Squash listens to live audio, converts it to text via speech recognition, and then uses the ClaimBuster algorithm to identify sentences that contain verifiable factual claims, ignoring filler or opinion statements.

Where do the fact-checks come from?

Squash searches a database of previously published fact-checks structured using the ClaimReview schema — a standard used by major fact-checking organizations worldwide.

Is Squash available to the public?

Squash is an experimental research product from the Duke Reporters' Lab.
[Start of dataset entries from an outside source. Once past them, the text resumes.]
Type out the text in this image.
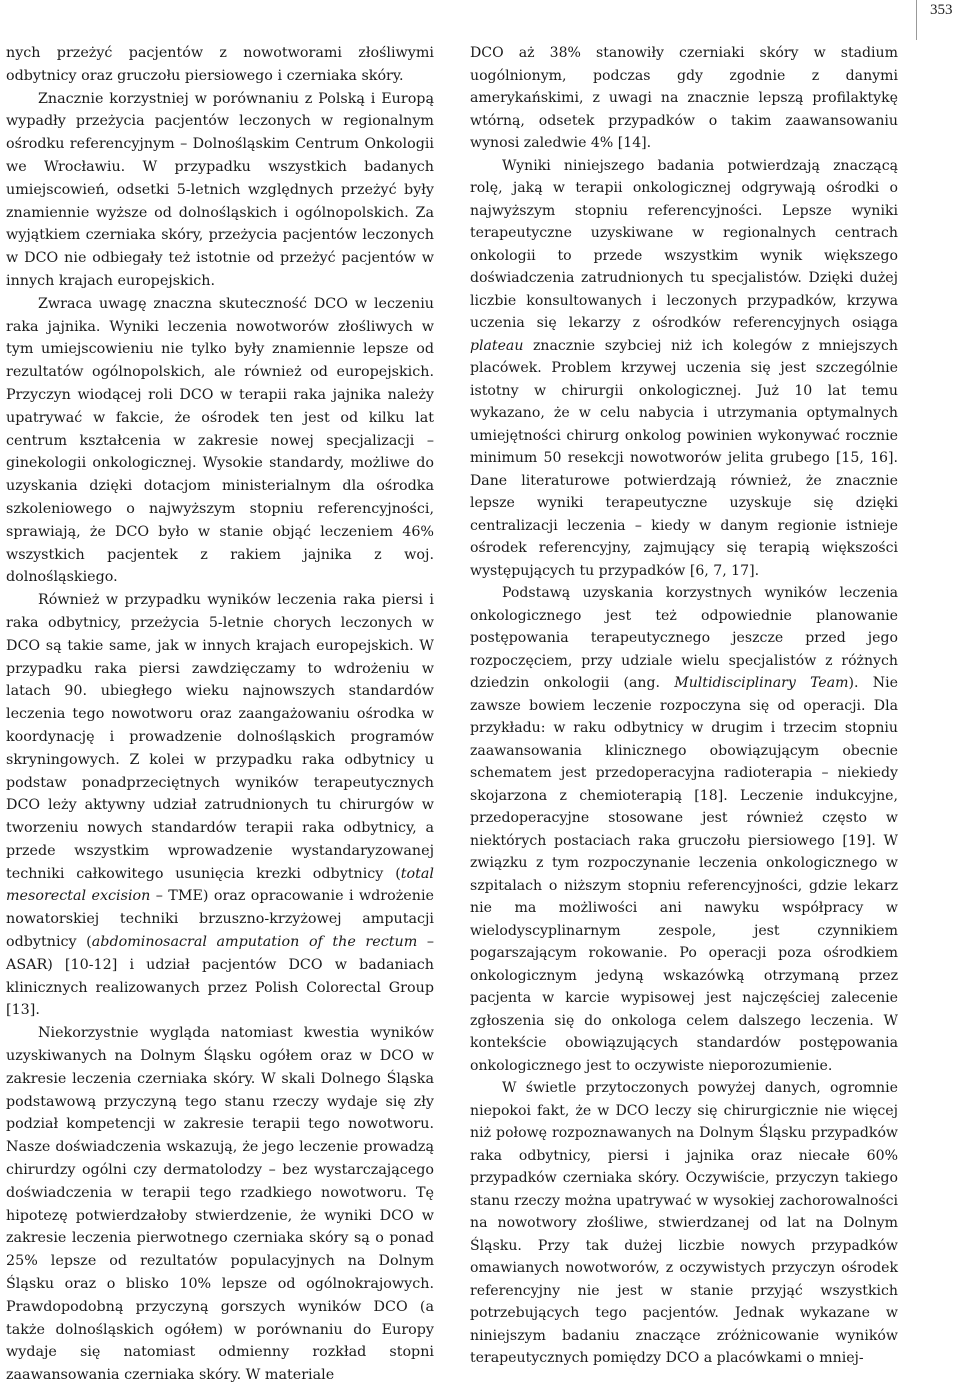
353

nych przeżyć pacjentów z nowotworami złośliwymi odbytnicy oraz gruczołu piersiowego i czerniaka skóry.

Znacznie korzystniej w porównaniu z Polską i Europą wypadły przeżycia pacjentów leczonych w regionalnym ośrodku referencyjnym – Dolnośląskim Centrum Onkologii we Wrocławiu. W przypadku wszystkich badanych umiejscowień, odsetki 5-letnich względnych przeżyć były znamiennie wyższe od dolnośląskich i ogólnopolskich. Za wyjątkiem czerniaka skóry, przeżycia pacjentów leczonych w DCO nie odbiegały też istotnie od przeżyć pacjentów w innych krajach europejskich.

Zwraca uwagę znaczna skuteczność DCO w leczeniu raka jajnika. Wyniki leczenia nowotworów złośliwych w tym umiejscowieniu nie tylko były znamiennie lepsze od rezultatów ogólnopolskich, ale również od europejskich. Przyczyn wiodącej roli DCO w terapii raka jajnika należy upatrywać w fakcie, że ośrodek ten jest od kilku lat centrum kształcenia w zakresie nowej specjalizacji – ginekologii onkologicznej. Wysokie standardy, możliwe do uzyskania dzięki dotacjom ministerialnym dla ośrodka szkoleniowego o najwyższym stopniu referencyjności, sprawiają, że DCO było w stanie objąć leczeniem 46% wszystkich pacjentek z rakiem jajnika z woj. dolnośląskiego.

Również w przypadku wyników leczenia raka piersi i raka odbytnicy, przeżycia 5-letnie chorych leczonych w DCO są takie same, jak w innych krajach europejskich. W przypadku raka piersi zawdzięczamy to wdrożeniu w latach 90. ubiegłego wieku najnowszych standardów leczenia tego nowotworu oraz zaangażowaniu ośrodka w koordynację i prowadzenie dolnośląskich programów skryningowych. Z kolei w przypadku raka odbytnicy u podstaw ponadprzeciętnych wyników terapeutycznych DCO leży aktywny udział zatrudnionych tu chirurgów w tworzeniu nowych standardów terapii raka odbytnicy, a przede wszystkim wprowadzenie wystandaryzowanej techniki całkowitego usunięcia krezki odbytnicy (total mesorectal excision – TME) oraz opracowanie i wdrożenie nowatorskiej techniki brzuszno-krzyżowej amputacji odbytnicy (abdominosacral amputation of the rectum – ASAR) [10-12] i udział pacjentów DCO w badaniach klinicznych realizowanych przez Polish Colorectal Group [13].

Niekorzystnie wygląda natomiast kwestia wyników uzyskiwanych na Dolnym Śląsku ogółem oraz w DCO w zakresie leczenia czerniaka skóry. W skali Dolnego Śląska podstawową przyczyną tego stanu rzeczy wydaje się zły podział kompetencji w zakresie terapii tego nowotworu. Nasze doświadczenia wskazują, że jego leczenie prowadzą chirurdzy ogólni czy dermatolodzy – bez wystarczającego doświadczenia w terapii tego rzadkiego nowotworu. Tę hipotezę potwierdzałoby stwierdzenie, że wyniki DCO w zakresie leczenia pierwotnego czerniaka skóry są o ponad 25% lepsze od rezultatów populacyjnych na Dolnym Śląsku oraz o blisko 10% lepsze od ogólnokrajowych. Prawdopodobną przyczyną gorszych wyników DCO (a także dolnośląskich ogółem) w porównaniu do Europy wydaje się natomiast odmienny rozkład stopni zaawansowania czerniaka skóry. W materiale

DCO aż 38% stanowiły czerniaki skóry w stadium uogólnionym, podczas gdy zgodnie z danymi amerykańskimi, z uwagi na znacznie lepszą profilaktykę wtórną, odsetek przypadków o takim zaawansowaniu wynosi zaledwie 4% [14].

Wyniki niniejszego badania potwierdzają znaczącą rolę, jaką w terapii onkologicznej odgrywają ośrodki o najwyższym stopniu referencyjności. Lepsze wyniki terapeutyczne uzyskiwane w regionalnych centrach onkologii to przede wszystkim wynik większego doświadczenia zatrudnionych tu specjalistów. Dzięki dużej liczbie konsultowanych i leczonych przypadków, krzywa uczenia się lekarzy z ośrodków referencyjnych osiąga plateau znacznie szybciej niż ich kolegów z mniejszych placówek. Problem krzywej uczenia się jest szczególnie istotny w chirurgii onkologicznej. Już 10 lat temu wykazano, że w celu nabycia i utrzymania optymalnych umiejętności chirurg onkolog powinien wykonywać rocznie minimum 50 resekcji nowotworów jelita grubego [15, 16]. Dane literaturowe potwierdzają również, że znacznie lepsze wyniki terapeutyczne uzyskuje się dzięki centralizacji leczenia – kiedy w danym regionie istnieje ośrodek referencyjny, zajmujący się terapią większości występujących tu przypadków [6, 7, 17].

Podstawą uzyskania korzystnych wyników leczenia onkologicznego jest też odpowiednie planowanie postępowania terapeutycznego jeszcze przed jego rozpoczęciem, przy udziale wielu specjalistów z różnych dziedzin onkologii (ang. Multidisciplinary Team). Nie zawsze bowiem leczenie rozpoczyna się od operacji. Dla przykładu: w raku odbytnicy w drugim i trzecim stopniu zaawansowania klinicznego obowiązującym obecnie schematem jest przedoperacyjna radioterapia – niekiedy skojarzona z chemioterapią [18]. Leczenie indukcyjne, przedoperacyjne stosowane jest również często w niektórych postaciach raka gruczołu piersiowego [19]. W związku z tym rozpoczynanie leczenia onkologicznego w szpitalach o niższym stopniu referencyjności, gdzie lekarz nie ma możliwości ani nawyku współpracy w wielodyscyplinarnym zespole, jest czynnikiem pogarszającym rokowanie. Po operacji poza ośrodkiem onkologicznym jedyną wskazówką otrzymaną przez pacjenta w karcie wypisowej jest najczęściej zalecenie zgłoszenia się do onkologa celem dalszego leczenia. W kontekście obowiązujących standardów postępowania onkologicznego jest to oczywiste nieporozumienie.

W świetle przytoczonych powyżej danych, ogromnie niepokoi fakt, że w DCO leczy się chirurgicznie nie więcej niż połowę rozpoznawanych na Dolnym Śląsku przypadków raka odbytnicy, piersi i jajnika oraz niecałe 60% przypadków czerniaka skóry. Oczywiście, przyczyn takiego stanu rzeczy można upatrywać w wysokiej zachorowalności na nowotwory złośliwe, stwierdzanej od lat na Dolnym Śląsku. Przy tak dużej liczbie nowych przypadków omawianych nowotworów, z oczywistych przyczyn ośrodek referencyjny nie jest w stanie przyjąć wszystkich potrzebujących tego pacjentów. Jednak wykazane w niniejszym badaniu znaczące zróżnicowanie wyników terapeutycznych pomiędzy DCO a placówkami o mniej-
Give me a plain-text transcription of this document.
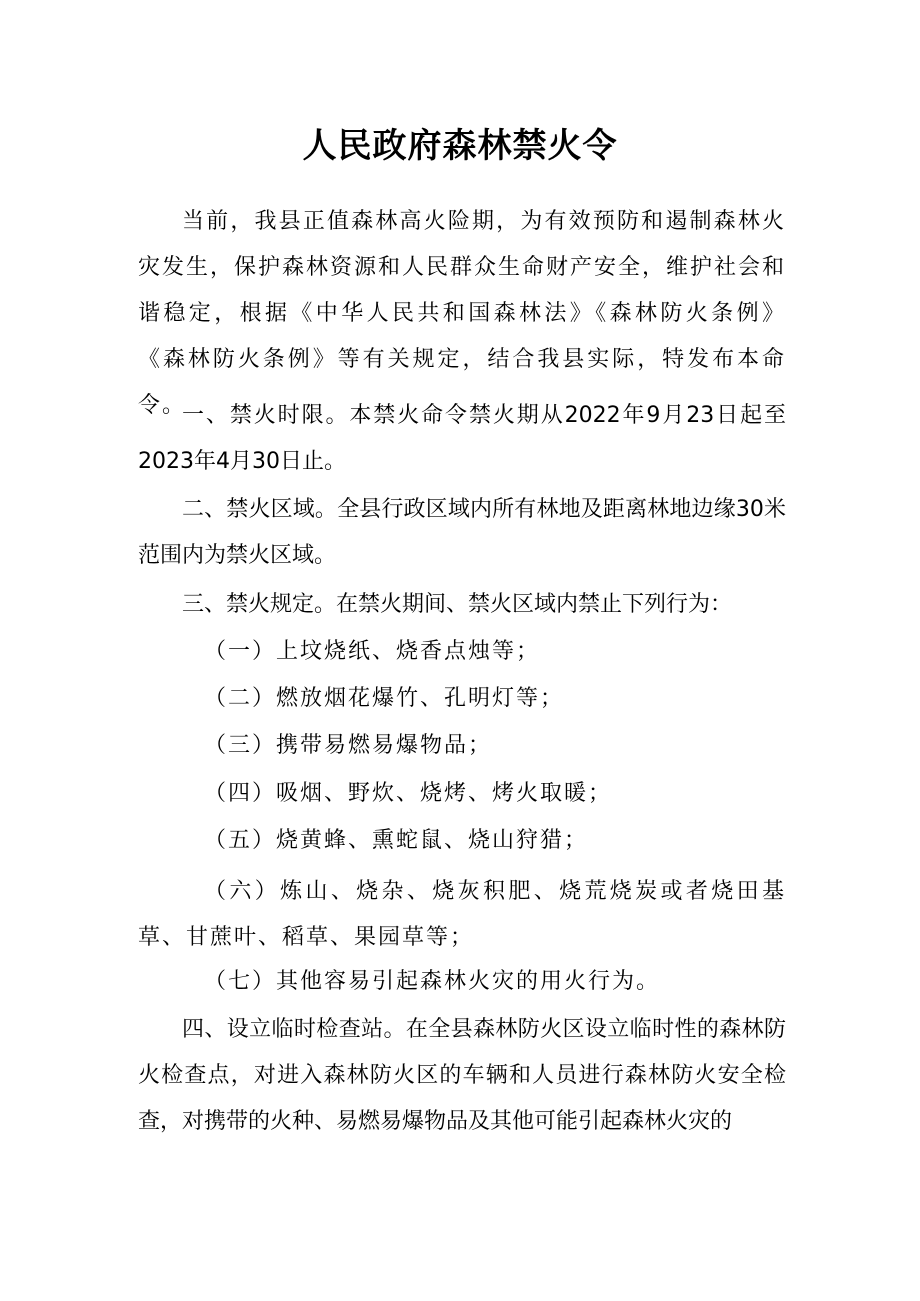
人民政府森林禁火令

当前，我县正值森林高火险期，为有效预防和遏制森林火灾发生，保护森林资源和人民群众生命财产安全，维护社会和谐稳定，根据《中华人民共和国森林法》《森林防火条例》《森林防火条例》等有关规定，结合我县实际，特发布本命令。

一、禁火时限。本禁火命令禁火期从2022年9月23日起至2023年4月30日止。

二、禁火区域。全县行政区域内所有林地及距离林地边缘30米范围内为禁火区域。

三、禁火规定。在禁火期间、禁火区域内禁止下列行为：

（一）上坟烧纸、烧香点烛等；

（二）燃放烟花爆竹、孔明灯等；

（三）携带易燃易爆物品；

（四）吸烟、野炊、烧烤、烤火取暖；

（五）烧黄蜂、熏蛇鼠、烧山狩猎；

（六）炼山、烧杂、烧灰积肥、烧荒烧炭或者烧田基草、甘蔗叶、稻草、果园草等；

（七）其他容易引起森林火灾的用火行为。

四、设立临时检查站。在全县森林防火区设立临时性的森林防火检查点，对进入森林防火区的车辆和人员进行森林防火安全检查，对携带的火种、易燃易爆物品及其他可能引起森林火灾的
Public availability is limited; it has primarily been tested internally during major political events like the State of the Union address.

How does the human editor interface work?

When Squash identifies a potential fact-check match, instead of automatically displaying it, it sends the recommendation to a human editor who reviews it and decides whether to allow it to appear on screen.

What is the Caucus game mentioned in relation to Squash?

Caucus is a mobile tagging game created by the Reporters' Lab team that allows contributors to assign subject tags to fact-checks. These tags help Squash perform more accurate topic-based NLP matching rather than relying solely on keyword overlap.